Pol Roger Brut Vintage is typically a blend of 40% Chardonnay and 60% Pinot noir, although this can vary.

=== Cuvée Sir Winston Churchill ===
Pol Roger had been the favourite champagne of Sir Winston Churchill since 1908, with Churchill even naming one of his racehorses "Pol Roger". After Churchill's death in 1965, Pol Roger placed a black border around the labels of Brut NV shipped to the United Kingdom. Odette Pol-Roger (née Odette Wallace (1911-2000), a granddaughter of the francophile art collector Sir Richard Wallace, 1st Baronet), whom Churchill had befriended at a party at the British Embassy in Paris in 1944, attended his funeral nearly 21 years later. In 1987, when the trees on Churchill's country retreat, Chartwell, were devastated by the Great Storm, the Pol-Roger family paid for much of the replanting.
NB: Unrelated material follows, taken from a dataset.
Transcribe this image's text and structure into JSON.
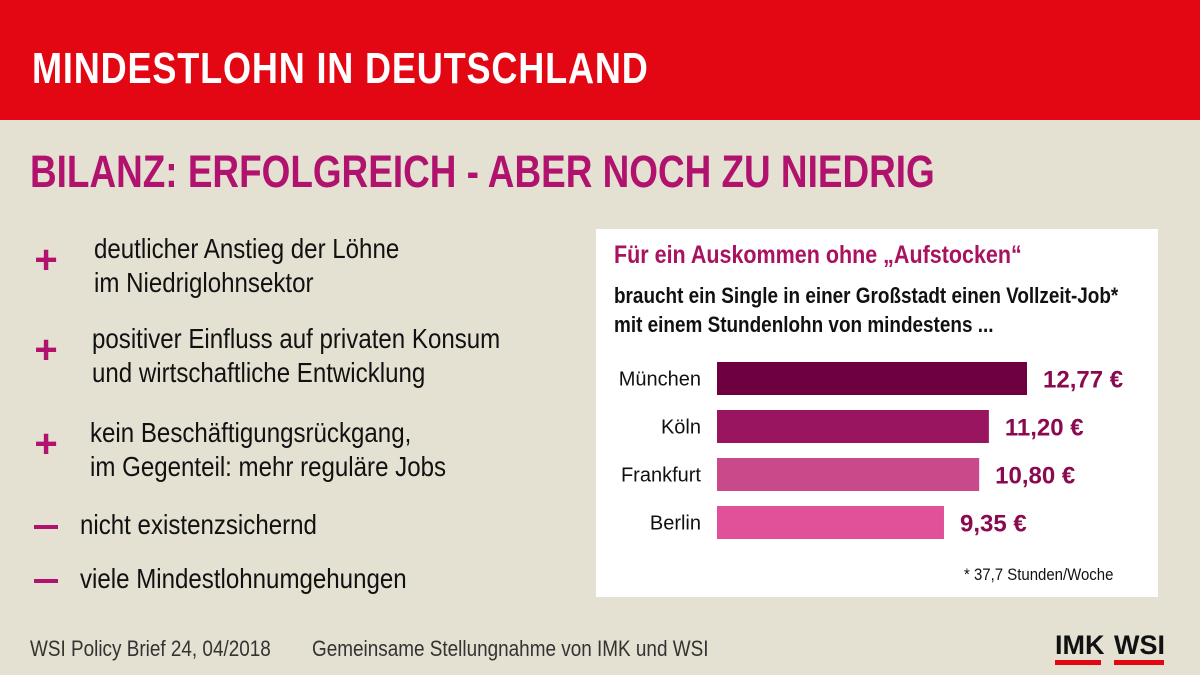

In 1984, Pol Roger introduced the Pinot noir-dominant Cuvée Sir Winston Churchill. The first vintage of this cuvée (the one introduced in 1984) was the 1975, only released in magnum format. It has been followed by the 1979, 1982, 1985, 1986, 1988, 1990, 1993, 1995, 1996, 1998, 1999, 2000, 2002, 2004, 2006, 2008, 2009, 2012, 2013, and 2015 vintages. This cuvée is typically released around ten years after its vintage year, and its exact varietal composition is a very closely guarded secret.

Cuvée Sir Winston Churchill replaced the Pol Roger P.R. Reserve Speciale at the top of the range. Reserve Speciale was a 50% Chardonnay and 50% Pinot noir blend from 100% rated grand cru vineyards. First released with the 1971 vintage, it continued to be produced alongside Cuvee Sir Winston Churchill until the 1988 vintage, when its production was terminated as Pol Roger felt no need to have two competing prestige cuvees.